You are absolutely correct that the picture shown is in equilibrium. The pressure at the top and sides need not be 0, but it will be less than the pressure on the bottom by the amount of the weight of the fluid. So the net force and net torque on the fluid is zero and there is no tendency to accelerate or rotate. This indeed means that the fluid in this configuration is in equilibrium.

There are two types of equilibrium: stable and unstable. Although this configuration is an equilibrium it is an unstable equilibrium. Specifically, this configuration is subject to Rayleigh-Taylor instability

Basically, if a small parcel of the water descends and is replaced by an equal volume of air going up, the potential energy of the system is reduced. This means that the system will not tend to return to the original configuration. So any deviation from the perfect equilibrium state will grow exponentially, regardless of how minuscule* it is initially.

Since there is always some small deviation, the fluid deforms, forms drops, and falls down as expected from common experience.

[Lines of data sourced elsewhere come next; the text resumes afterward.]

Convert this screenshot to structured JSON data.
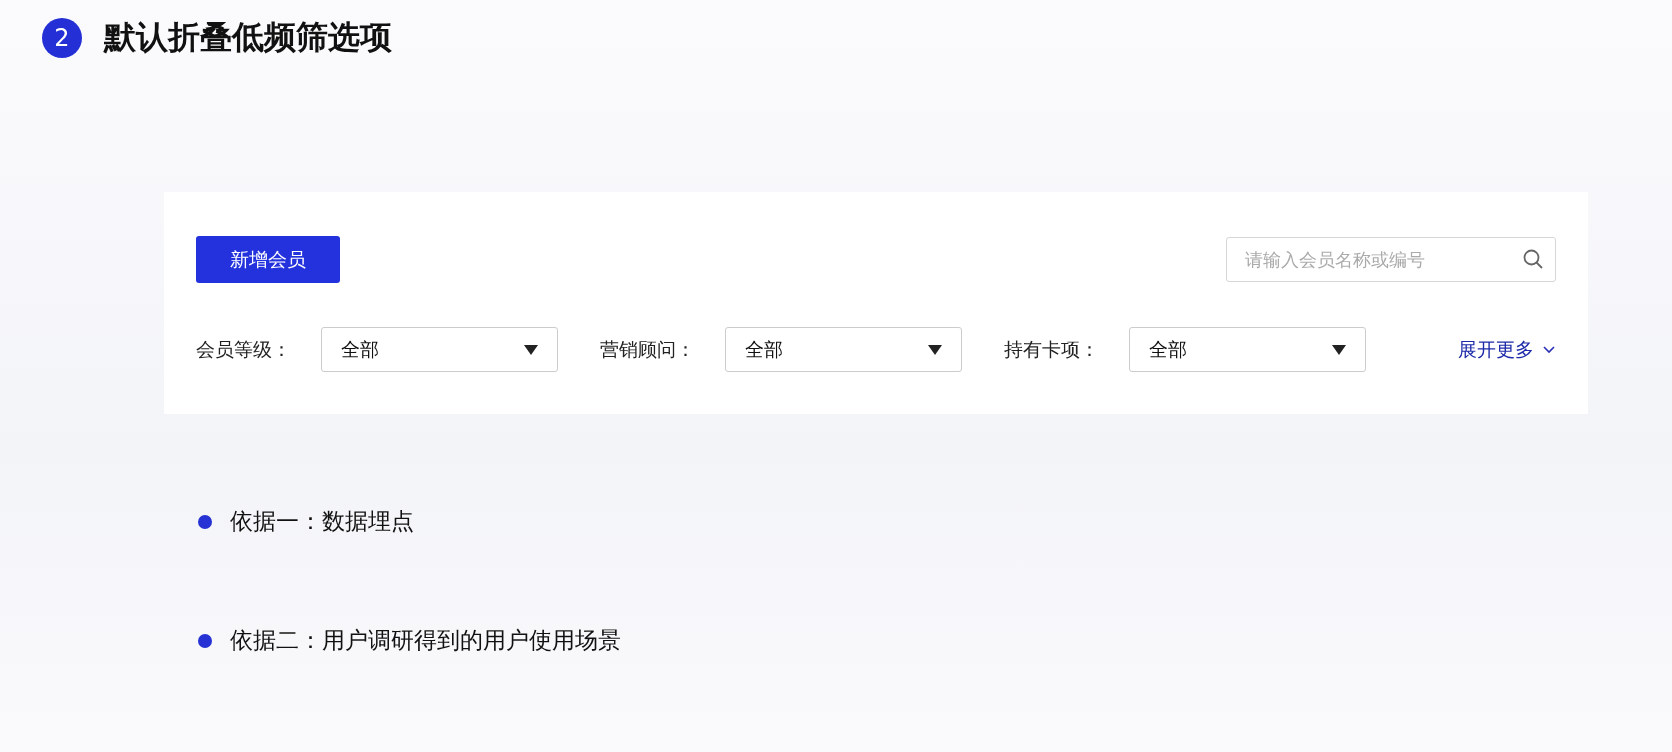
{
  "heading": {
    "number": "2",
    "title": "默认折叠低频筛选项"
  },
  "panel": {
    "add_button": "新增会员",
    "search": {
      "placeholder": "请输入会员名称或编号"
    },
    "filters": [
      {
        "label": "会员等级：",
        "value": "全部"
      },
      {
        "label": "营销顾问：",
        "value": "全部"
      },
      {
        "label": "持有卡项：",
        "value": "全部"
      }
    ],
    "expand_link": "展开更多"
  },
  "bullets": [
    "依据一：数据埋点",
    "依据二：用户调研得到的用户使用场景"
  ]
}
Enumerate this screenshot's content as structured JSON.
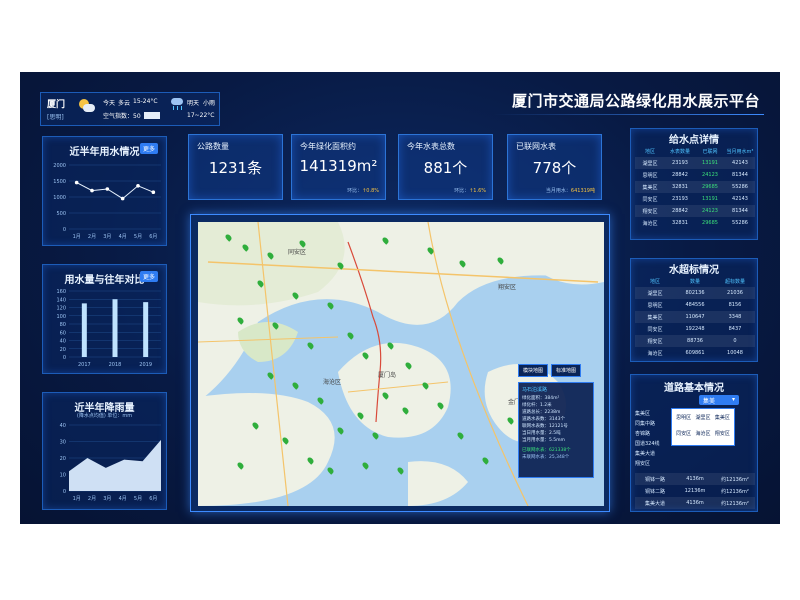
{
  "title": "厦门市交通局公路绿化用水展示平台",
  "weather": {
    "city": "厦门",
    "city_sub": "[思明]",
    "today_label": "今天",
    "today_desc": "多云",
    "today_temp": "15-24°C",
    "aqi_label": "空气指数：50",
    "tomorrow_label": "明天",
    "tomorrow_desc": "小雨",
    "tomorrow_temp": "17~22°C",
    "icon_today": "partly-cloudy-icon",
    "icon_tomorrow": "rain-icon"
  },
  "more_label": "更多",
  "water_usage": {
    "title": "近半年用水情况",
    "y_ticks": [
      "2000",
      "1500",
      "1000",
      "500",
      "0"
    ],
    "chart_data": {
      "type": "line",
      "categories": [
        "1月",
        "2月",
        "3月",
        "4月",
        "5月",
        "6月"
      ],
      "values": [
        1450,
        1200,
        1250,
        950,
        1350,
        1150
      ],
      "ylim": [
        0,
        2000
      ]
    }
  },
  "compare": {
    "title": "用水量与往年对比",
    "y_ticks": [
      "160",
      "140",
      "120",
      "100",
      "80",
      "60",
      "40",
      "20",
      "0"
    ],
    "chart_data": {
      "type": "bar",
      "categories": [
        "2017",
        "2018",
        "2019"
      ],
      "values": [
        130,
        140,
        133
      ],
      "ylim": [
        0,
        160
      ]
    }
  },
  "rainfall": {
    "title": "近半年降雨量",
    "subtitle": "(降水点均值) 单位：mm",
    "y_ticks": [
      "40",
      "30",
      "20",
      "10",
      "0"
    ],
    "chart_data": {
      "type": "area",
      "categories": [
        "1月",
        "2月",
        "3月",
        "4月",
        "5月",
        "6月"
      ],
      "values": [
        12,
        20,
        14,
        19,
        18,
        31
      ],
      "ylim": [
        0,
        40
      ]
    }
  },
  "stats": [
    {
      "label": "公路数量",
      "value": "1231条",
      "sub_label": "",
      "sub_dir": "",
      "sub_value": ""
    },
    {
      "label": "今年绿化面积约",
      "value": "141319m²",
      "sub_label": "环比：",
      "sub_dir": "↑",
      "sub_value": "0.8%"
    },
    {
      "label": "今年水表总数",
      "value": "881个",
      "sub_label": "环比：",
      "sub_dir": "↑",
      "sub_value": "1.6%"
    },
    {
      "label": "已联网水表",
      "value": "778个",
      "sub_label": "当月用水：",
      "sub_dir": "",
      "sub_value": "641319吨"
    }
  ],
  "map": {
    "places": [
      "海沧区",
      "厦门岛",
      "金门县",
      "翔安区",
      "同安区"
    ],
    "btn1": "模块地图",
    "btn2": "标准地图",
    "popup": {
      "title": "马石泊溪路",
      "lines": [
        "绿化面积：384m²",
        "绿化杆：1.2米",
        "道路总长：2238m",
        "道路水表数：3143个",
        "联网水表数：12121号",
        "当日用水量：2.5吨",
        "当月用水量：5.5mm"
      ],
      "footer1": "已联网水表：621338个",
      "footer2": "未联网水表：25,348个"
    }
  },
  "supply": {
    "title": "给水点详情",
    "headers": [
      "地区",
      "水表数量",
      "已联网",
      "当月用水m³"
    ],
    "rows": [
      [
        "湖里区",
        "23193",
        "13191",
        "42143"
      ],
      [
        "思明区",
        "28842",
        "24123",
        "81344"
      ],
      [
        "集美区",
        "32831",
        "29685",
        "55286"
      ],
      [
        "同安区",
        "23193",
        "13191",
        "42143"
      ],
      [
        "翔安区",
        "28842",
        "24123",
        "81344"
      ],
      [
        "海沧区",
        "32831",
        "29685",
        "55286"
      ]
    ]
  },
  "overuse": {
    "title": "水超标情况",
    "headers": [
      "地区",
      "数量",
      "超标数量"
    ],
    "rows": [
      [
        "湖里区",
        "802136",
        "21036"
      ],
      [
        "思明区",
        "484556",
        "8156"
      ],
      [
        "集美区",
        "110647",
        "3348"
      ],
      [
        "同安区",
        "192248",
        "8437"
      ],
      [
        "翔安区",
        "88736",
        "0"
      ],
      [
        "海沧区",
        "609861",
        "10048"
      ]
    ]
  },
  "roads": {
    "title": "道路基本情况",
    "dropdown_value": "集美",
    "options": [
      "思明区",
      "湖里区",
      "集美区",
      "同安区",
      "海沧区",
      "翔安区"
    ],
    "row_labels": [
      "集美区",
      "同集中路",
      "杏锦路",
      "国道324线",
      "集美大道",
      "翔安区",
      "厦门",
      "铜钵一路",
      "铜钵二路",
      "集美大道"
    ],
    "rows": [
      [
        "铜钵一路",
        "4136m",
        "约12136m²"
      ],
      [
        "铜钵二路",
        "12136m",
        "约12136m²"
      ],
      [
        "集美大道",
        "4136m",
        "约12136m²"
      ]
    ]
  }
}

*Surface tension can actually stabilize very small deviations in some fluid interfaces.

Answer 2

There is a variation of this experiment that demonstrates the very principle that you are asking about. A playing card is placed over the top of a filled test tube, which is then inverted. The atmospheric pressure against the card on the bottom provides enough force to push the card against the test tube, in spite of the force of gravity pulling in the downwards direction.

See this Bill Nye video demonstrating this at about 1 minute:

https://www.youtube.com/watch?v=QeAp3CuGjk8

Answer 3

Because your diagram is incomplete, there is equal pressure in the water too. So pressure neither supports nor pulls the water from the glass.

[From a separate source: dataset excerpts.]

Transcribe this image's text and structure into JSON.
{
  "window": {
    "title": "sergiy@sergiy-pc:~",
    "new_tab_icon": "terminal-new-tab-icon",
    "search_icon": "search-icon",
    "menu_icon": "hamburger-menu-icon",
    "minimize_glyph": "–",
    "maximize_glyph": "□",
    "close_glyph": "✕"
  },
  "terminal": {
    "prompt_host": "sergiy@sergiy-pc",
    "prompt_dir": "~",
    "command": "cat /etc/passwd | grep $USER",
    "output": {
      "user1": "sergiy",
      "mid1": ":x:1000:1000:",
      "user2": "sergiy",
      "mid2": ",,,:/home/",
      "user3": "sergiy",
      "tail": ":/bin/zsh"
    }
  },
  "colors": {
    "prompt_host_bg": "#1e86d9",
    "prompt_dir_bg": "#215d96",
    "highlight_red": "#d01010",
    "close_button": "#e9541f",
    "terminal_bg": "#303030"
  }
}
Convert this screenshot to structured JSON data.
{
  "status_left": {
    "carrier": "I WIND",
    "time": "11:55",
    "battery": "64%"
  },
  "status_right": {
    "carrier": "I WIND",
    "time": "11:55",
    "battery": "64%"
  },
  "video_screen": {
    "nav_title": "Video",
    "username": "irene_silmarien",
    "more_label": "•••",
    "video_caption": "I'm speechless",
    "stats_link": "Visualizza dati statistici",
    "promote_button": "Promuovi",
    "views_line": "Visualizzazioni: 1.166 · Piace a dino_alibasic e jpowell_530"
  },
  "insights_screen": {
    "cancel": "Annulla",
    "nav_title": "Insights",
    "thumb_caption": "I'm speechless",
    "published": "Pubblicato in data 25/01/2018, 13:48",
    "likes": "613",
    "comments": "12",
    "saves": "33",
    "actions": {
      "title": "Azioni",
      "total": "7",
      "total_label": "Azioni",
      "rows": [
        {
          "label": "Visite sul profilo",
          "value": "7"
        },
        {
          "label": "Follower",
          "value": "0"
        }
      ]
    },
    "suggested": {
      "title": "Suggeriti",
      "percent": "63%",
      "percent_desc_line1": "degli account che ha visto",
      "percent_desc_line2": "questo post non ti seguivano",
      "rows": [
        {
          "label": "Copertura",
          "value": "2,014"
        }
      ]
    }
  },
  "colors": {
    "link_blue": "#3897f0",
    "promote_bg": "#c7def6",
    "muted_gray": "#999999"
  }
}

Effectively, the only unbalanced forces are gravity, the water's own cohesion to itself(manifesting partly as surface tension), the water's adhesion to the surface of the glass, and the water's own structural rigidity.

Unfortunately that last item is almost nonexistent, as the water is a liquid. It deforms, and and slumps down under the force of gravity, thus falling out of the glass.

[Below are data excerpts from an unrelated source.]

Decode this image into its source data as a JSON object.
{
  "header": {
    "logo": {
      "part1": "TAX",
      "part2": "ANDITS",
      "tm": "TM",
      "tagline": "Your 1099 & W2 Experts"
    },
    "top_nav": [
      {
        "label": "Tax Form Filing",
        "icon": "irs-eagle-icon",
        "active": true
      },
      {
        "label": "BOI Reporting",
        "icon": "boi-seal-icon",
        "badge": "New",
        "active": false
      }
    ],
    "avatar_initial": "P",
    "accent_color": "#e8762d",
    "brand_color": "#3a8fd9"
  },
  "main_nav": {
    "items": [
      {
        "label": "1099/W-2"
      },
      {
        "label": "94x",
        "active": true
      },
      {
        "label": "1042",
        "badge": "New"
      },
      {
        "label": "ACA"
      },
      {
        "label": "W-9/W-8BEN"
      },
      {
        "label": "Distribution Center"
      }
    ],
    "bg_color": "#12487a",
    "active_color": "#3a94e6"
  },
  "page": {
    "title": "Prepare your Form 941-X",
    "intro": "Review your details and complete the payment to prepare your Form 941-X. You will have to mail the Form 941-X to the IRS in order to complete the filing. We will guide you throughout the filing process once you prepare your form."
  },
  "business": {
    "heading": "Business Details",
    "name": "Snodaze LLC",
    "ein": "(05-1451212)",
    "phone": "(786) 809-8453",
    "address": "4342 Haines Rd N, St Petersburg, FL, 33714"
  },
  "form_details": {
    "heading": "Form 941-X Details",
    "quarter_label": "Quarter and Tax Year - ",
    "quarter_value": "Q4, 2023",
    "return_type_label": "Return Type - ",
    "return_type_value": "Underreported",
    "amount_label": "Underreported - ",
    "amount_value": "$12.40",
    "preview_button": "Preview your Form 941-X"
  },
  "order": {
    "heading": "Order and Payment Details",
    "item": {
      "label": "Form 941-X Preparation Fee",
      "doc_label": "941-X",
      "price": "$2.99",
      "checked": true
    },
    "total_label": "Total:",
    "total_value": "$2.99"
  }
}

If you alter the parameters just a bit and greatly increase the structural strength of the water by freezing it, it will not slump. Then the fight is between the adhesion of the water to the glass and gravity, which is a more balanced fight.

Answer 4

Water *doesn't fall down if you use a very narrow glass. This principle is used in sucking up water with a pipette. so depending on the width of the glass, it water will fall down or stay inside. If the $A$ of your glass was very small it would stay inside. In this case, the surface tension of the water will keep it inside, because it's stronger than the force of gravity trying to pull it down. It would be interesting to see what would happen if liquid helium moved up a small tube. The helium would collect on the top. And then...?

Answer 5

Don't forget the pressure contribution at the top and the sides of the liquid. The only net force in your case is gravity.

The Bill Nye experiment where he pressures up the vessel and relieves the pressure at the top causing flow upward, is a very different case.

Answer 6

Assuming you hold the glass:

If the glass was cylindrical and if your water was actually ice, as the ice falls a tiny bit, ( assuming no air escapes from the sides) , a good vaccum inside and the atmospheric pressure on the outside will simply stop the ice from falling.

If the ice was inside the glass shaped as in the question, if ice falls a tiny bit, a gap gets created between the glass wall and the ice and air can go inside and stabilise the pressure, letting the ice fall only due to gravity.

Now replacing the ice with the water again in your question, the water has the shape of the trapezoid initially and if it falls a tiny bit due to gravity even, the vaccum temporarily created above will hold some layer of the water. Now, water has no ability to withstand shear forces and "breaks" along some plane and the remaining will fall.

The layer stuck above,I guess it will be more chaotic but finally will fall down from a repetetive process of vacuum creation, shearing and breaking.